My generation has been told that we’re going to be Mark Zuckerberg-like leaders and CEOs by the time we’re 30, with early retirement just a decade away.  Well, I turn 30 in 32 months and I can guarantee that I will not be a CEO by then (unless it’s of Charlotte Rottenburg Inc., net value £50). It turns out we have to become pretty nifty at beating off fellow Millennials with a professionally barbed stick to get the jobs and promotions we want.  The sad reality is that an estimated 44% of people who have graduated in the last four years are stuck in low-wage jobs, and only 42% of those graduates claim that they are in the career they wanted.

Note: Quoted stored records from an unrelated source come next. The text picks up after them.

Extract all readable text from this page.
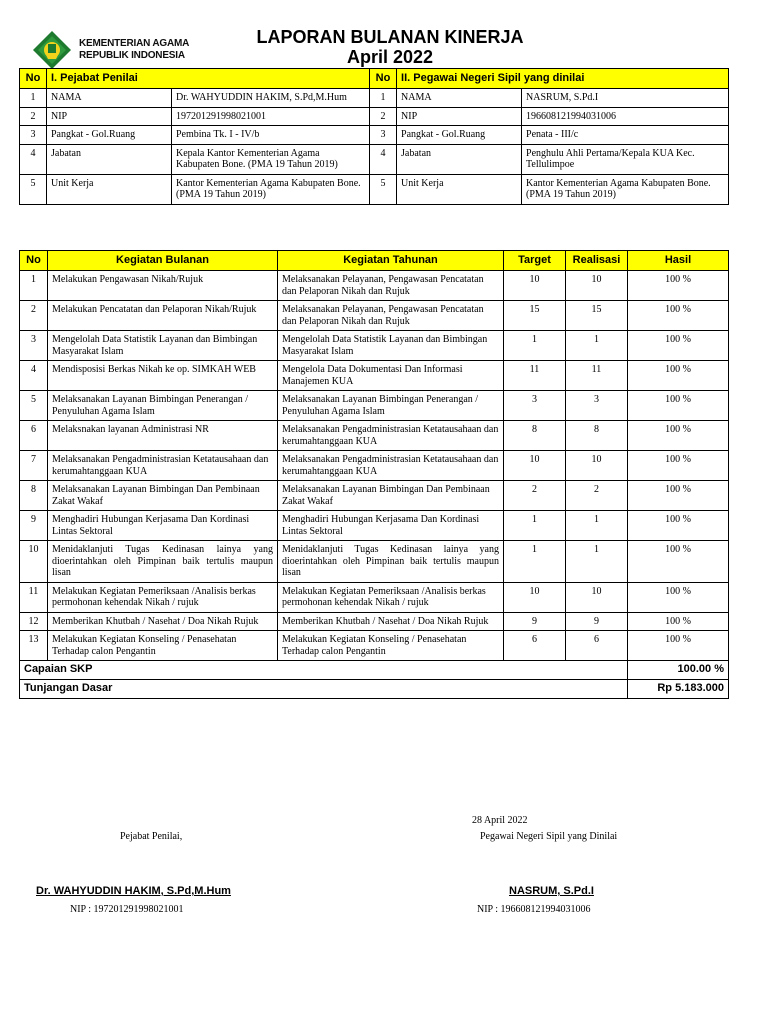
KEMENTERIAN AGAMA
REPUBLIK INDONESIA
LAPORAN BULANAN KINERJA
April 2022
No	I. Pejabat Penilai		No	II. Pegawai Negeri Sipil yang dinilai	
1	NAMA	Dr. WAHYUDDIN HAKIM, S.Pd,M.Hum	1	NAMA	NASRUM, S.Pd.I
2	NIP	197201291998021001	2	NIP	196608121994031006
3	Pangkat - Gol.Ruang	Pembina Tk. I - IV/b	3	Pangkat - Gol.Ruang	Penata - III/c
4	Jabatan	Kepala Kantor Kementerian Agama Kabupaten Bone. (PMA 19 Tahun 2019)	4	Jabatan	Penghulu Ahli Pertama/Kepala KUA Kec. Tellulimpoe
5	Unit Kerja	Kantor Kementerian Agama Kabupaten Bone. (PMA 19 Tahun 2019)	5	Unit Kerja	Kantor Kementerian Agama Kabupaten Bone. (PMA 19 Tahun 2019)
No	Kegiatan Bulanan	Kegiatan Tahunan	Target	Realisasi	Hasil
1	Melakukan Pengawasan Nikah/Rujuk	Melaksanakan Pelayanan, Pengawasan Pencatatan dan Pelaporan Nikah dan Rujuk	10	10	100 %
2	Melakukan Pencatatan dan Pelaporan Nikah/Rujuk	Melaksanakan Pelayanan, Pengawasan Pencatatan dan Pelaporan Nikah dan Rujuk	15	15	100 %
3	Mengelolah Data Statistik Layanan dan Bimbingan Masyarakat Islam	Mengelolah Data Statistik Layanan dan Bimbingan Masyarakat Islam	1	1	100 %
4	Mendisposisi Berkas Nikah ke op. SIMKAH WEB	Mengelola Data Dokumentasi Dan Informasi Manajemen KUA	11	11	100 %
5	Melaksanakan Layanan Bimbingan Penerangan / Penyuluhan Agama Islam	Melaksanakan Layanan Bimbingan Penerangan / Penyuluhan Agama Islam	3	3	100 %
6	Melaksnakan layanan Administrasi NR	Melaksanakan Pengadministrasian Ketatausahaan dan kerumahtanggaan KUA	8	8	100 %
7	Melaksanakan Pengadministrasian Ketatausahaan dan kerumahtanggaan KUA	Melaksanakan Pengadministrasian Ketatausahaan dan kerumahtanggaan KUA	10	10	100 %
8	Melaksanakan Layanan Bimbingan Dan Pembinaan Zakat Wakaf	Melaksanakan Layanan Bimbingan Dan Pembinaan Zakat Wakaf	2	2	100 %
9	Menghadiri Hubungan Kerjasama Dan Kordinasi Lintas Sektoral	Menghadiri Hubungan Kerjasama Dan Kordinasi Lintas Sektoral	1	1	100 %
10	Menidaklanjuti Tugas Kedinasan lainya yang dioerintahkan oleh Pimpinan baik tertulis maupun lisan	Menidaklanjuti Tugas Kedinasan lainya yang dioerintahkan oleh Pimpinan baik tertulis maupun lisan	1	1	100 %
11	Melakukan Kegiatan Pemeriksaan /Analisis berkas permohonan kehendak Nikah / rujuk	Melakukan Kegiatan Pemeriksaan /Analisis berkas permohonan kehendak Nikah / rujuk	10	10	100 %
12	Memberikan Khutbah / Nasehat / Doa Nikah Rujuk	Memberikan Khutbah / Nasehat / Doa Nikah Rujuk	9	9	100 %
13	Melakukan Kegiatan Konseling / Penasehatan Terhadap calon Pengantin	Melakukan Kegiatan Konseling / Penasehatan Terhadap calon Pengantin	6	6	100 %
Capaian SKP					100.00 %
Tunjangan Dasar					Rp 5.183.000
28 April 2022
Pejabat Penilai,	Pegawai Negeri Sipil yang Dinilai
Dr. WAHYUDDIN HAKIM, S.Pd,M.Hum
NIP : 197201291998021001
NASRUM, S.Pd.I
NIP : 196608121994031006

Our twenties are the crucial years in which our identities are really shaped. Away from the cliques and unwritten social rules of home, school and university, we can be whomever we choose to be, which is actually pretty terrifying. This new-found independence can be daunting and overwhelming. Personally, I often feel like I’m madly treading water, trying to stay afloat and choose the best direction for my life when, honestly, I don’t have a clue what I’m doing. 

But I do know this: I'm not alone. And realising that I am not the only one having a tough time plays a huge part in alleviating my feelings of inadequacy. It’s something I’ve only recently done, and the positive effect it has made to my general mind-set is huge.The majority of my contemporaries in those 'perfect' jobs are also working long hours. And they've also had moments of self-doubt, days where they feel like chucking their keyboard at their boss’s head, and had small weeping fits in the loo. It’s just that no one will ever admit it. But we should; we're all in this together and we should be supporting each other.

So the next time you find yourself alone at home at the weekend, staring at your Instagram and Facebook feeds, convinced that everyone else is at some über-cool party that you haven’t been invited to, remember this: social media is just a form of personal advertising. No one posts sad selfies. Beneath the Valencia filter, everyone else is working their butts off to make it through the minefield of their twenties, just like you. Once you realise that - and remember that quiet determination, patience, empathy and kindness (to yourself and others) goes a long way – the rocky road through this decade of establishing yourself in the world will become a lot easier to navigate.